– Тихо, тихо, дружище, ложитесь-ка в койку, – бормотал я.
– Нервная горячка – такая штука…
– Да что еще за слабость?! Укладывайтесь, вам говорят! Миссис Брокльбанк, мисс Брокльбанк, ради всего святого!..
Дамы опомнились и помогли мне. Я выскочил из каюты, захлопнул дверь и тут же увидел, как Андерсон сбегает по трапу обратно в коридор.
– Итак, господа?
– Как мы установили, капитан Андерсон, мистер Колли мертв, – ответил я сразу и за себя, и за Олдмедоу.
– А почему до меня доносились крики о какой-то там «нервной горячке»? – прищурился капитан.
Из каюты Колли вышел Саммерс и закрыл за собой дверь. Этот жест вежливости в таких обстоятельствах выглядел довольно курьезно. Лейтенант переводил взгляд с меня на капитана и обратно. Пришлось отвечать – без всякой охоты, но что еще оставалось делать?
– Это замечание, сэр, принадлежало мистеру Брокльбанку, который, судя по всему, несколько не в себе.
Готов поклясться, что у капитана вновь заблестели глаза, а на щеках наметились ямочки. Он оглядел толпу свидетелей.
– Тем не менее у мистера Брокльбанка имеется кое-какой медицинский опыт!

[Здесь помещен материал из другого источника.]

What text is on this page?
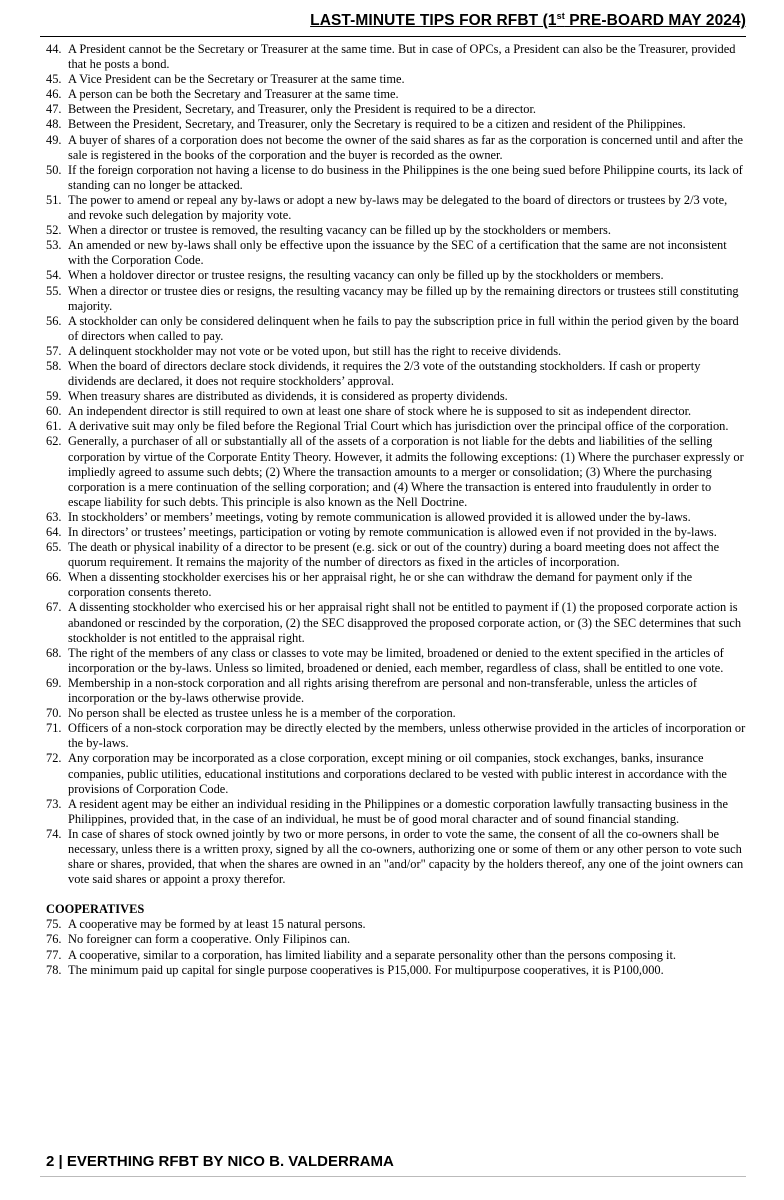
LAST-MINUTE TIPS FOR RFBT (1st PRE-BOARD MAY 2024)
44. A President cannot be the Secretary or Treasurer at the same time. But in case of OPCs, a President can also be the Treasurer, provided that he posts a bond.
45. A Vice President can be the Secretary or Treasurer at the same time.
46. A person can be both the Secretary and Treasurer at the same time.
47. Between the President, Secretary, and Treasurer, only the President is required to be a director.
48. Between the President, Secretary, and Treasurer, only the Secretary is required to be a citizen and resident of the Philippines.
49. A buyer of shares of a corporation does not become the owner of the said shares as far as the corporation is concerned until and after the sale is registered in the books of the corporation and the buyer is recorded as the owner.
50. If the foreign corporation not having a license to do business in the Philippines is the one being sued before Philippine courts, its lack of standing can no longer be attacked.
51. The power to amend or repeal any by-laws or adopt a new by-laws may be delegated to the board of directors or trustees by 2/3 vote, and revoke such delegation by majority vote.
52. When a director or trustee is removed, the resulting vacancy can be filled up by the stockholders or members.
53. An amended or new by-laws shall only be effective upon the issuance by the SEC of a certification that the same are not inconsistent with the Corporation Code.
54. When a holdover director or trustee resigns, the resulting vacancy can only be filled up by the stockholders or members.
55. When a director or trustee dies or resigns, the resulting vacancy may be filled up by the remaining directors or trustees still constituting majority.
56. A stockholder can only be considered delinquent when he fails to pay the subscription price in full within the period given by the board of directors when called to pay.
57. A delinquent stockholder may not vote or be voted upon, but still has the right to receive dividends.
58. When the board of directors declare stock dividends, it requires the 2/3 vote of the outstanding stockholders. If cash or property dividends are declared, it does not require stockholders’ approval.
59. When treasury shares are distributed as dividends, it is considered as property dividends.
60. An independent director is still required to own at least one share of stock where he is supposed to sit as independent director.
61. A derivative suit may only be filed before the Regional Trial Court which has jurisdiction over the principal office of the corporation.
62. Generally, a purchaser of all or substantially all of the assets of a corporation is not liable for the debts and liabilities of the selling corporation by virtue of the Corporate Entity Theory. However, it admits the following exceptions: (1) Where the purchaser expressly or impliedly agreed to assume such debts; (2) Where the transaction amounts to a merger or consolidation; (3) Where the purchasing corporation is a mere continuation of the selling corporation; and (4) Where the transaction is entered into fraudulently in order to escape liability for such debts. This principle is also known as the Nell Doctrine.
63. In stockholders’ or members’ meetings, voting by remote communication is allowed provided it is allowed under the by-laws.
64. In directors’ or trustees’ meetings, participation or voting by remote communication is allowed even if not provided in the by-laws.
65. The death or physical inability of a director to be present (e.g. sick or out of the country) during a board meeting does not affect the quorum requirement. It remains the majority of the number of directors as fixed in the articles of incorporation.
66. When a dissenting stockholder exercises his or her appraisal right, he or she can withdraw the demand for payment only if the corporation consents thereto.
67. A dissenting stockholder who exercised his or her appraisal right shall not be entitled to payment if (1) the proposed corporate action is abandoned or rescinded by the corporation, (2) the SEC disapproved the proposed corporate action, or (3) the SEC determines that such stockholder is not entitled to the appraisal right.
68. The right of the members of any class or classes to vote may be limited, broadened or denied to the extent specified in the articles of incorporation or the by-laws. Unless so limited, broadened or denied, each member, regardless of class, shall be entitled to one vote.
69. Membership in a non-stock corporation and all rights arising therefrom are personal and non-transferable, unless the articles of incorporation or the by-laws otherwise provide.
70. No person shall be elected as trustee unless he is a member of the corporation.
71. Officers of a non-stock corporation may be directly elected by the members, unless otherwise provided in the articles of incorporation or the by-laws.
72. Any corporation may be incorporated as a close corporation, except mining or oil companies, stock exchanges, banks, insurance companies, public utilities, educational institutions and corporations declared to be vested with public interest in accordance with the provisions of Corporation Code.
73. A resident agent may be either an individual residing in the Philippines or a domestic corporation lawfully transacting business in the Philippines, provided that, in the case of an individual, he must be of good moral character and of sound financial standing.
74. In case of shares of stock owned jointly by two or more persons, in order to vote the same, the consent of all the co-owners shall be necessary, unless there is a written proxy, signed by all the co-owners, authorizing one or some of them or any other person to vote such share or shares, provided, that when the shares are owned in an "and/or" capacity by the holders thereof, any one of the joint owners can vote said shares or appoint a proxy therefor.
COOPERATIVES
75. A cooperative may be formed by at least 15 natural persons.
76. No foreigner can form a cooperative. Only Filipinos can.
77. A cooperative, similar to a corporation, has limited liability and a separate personality other than the persons composing it.
78. The minimum paid up capital for single purpose cooperatives is P15,000. For multipurpose cooperatives, it is P100,000.
2 | EVERTHING RFBT BY NICO B. VALDERRAMA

Прежде чем я успел хоть что-либо возразить, Андерсон скомандовал в своей прежней, деспотической манере:
– Мистер Саммерс, проследите за тем, чтобы были сделаны необходимые приготовления.
– Есть, сэр.
Андерсон удалился бодрым шагом, а Саммерс продолжил раздавать приказания тоном, до боли напоминавшим капитанский:
– Мистер Виллис!
– Да, сэр!
– Вызовите на корму парусных дел мастера, его помощников да трех матросов покрепче. Возьмите тех, кто не на вахте и отбывает наказание.
– Есть, сэр.
И никакой тебе показной печали – верной спутницы профессиональных гробовщиков. Мистер Виллис бегом унесся наверх, а лейтенант обратился к пассажирам в своем привычном, мягком тоне:
– Дамы и господа, поверьте, не стоит вам наблюдать то, что сейчас последует. Могу я попросить вас очистить коридор? Свежий воздух палубы куда больше пойдет вам на пользу.
Вскоре в коридоре остались только слуги да мы с Саммерсом. Дверь одной из каморок распахнулась, и перед нами предстал совершенно нагой Брокльбанк, вещающий с комической серьезностью:
– Слабость – обратная сторона горячки, джентльмены. Желаю вам хорошего дня.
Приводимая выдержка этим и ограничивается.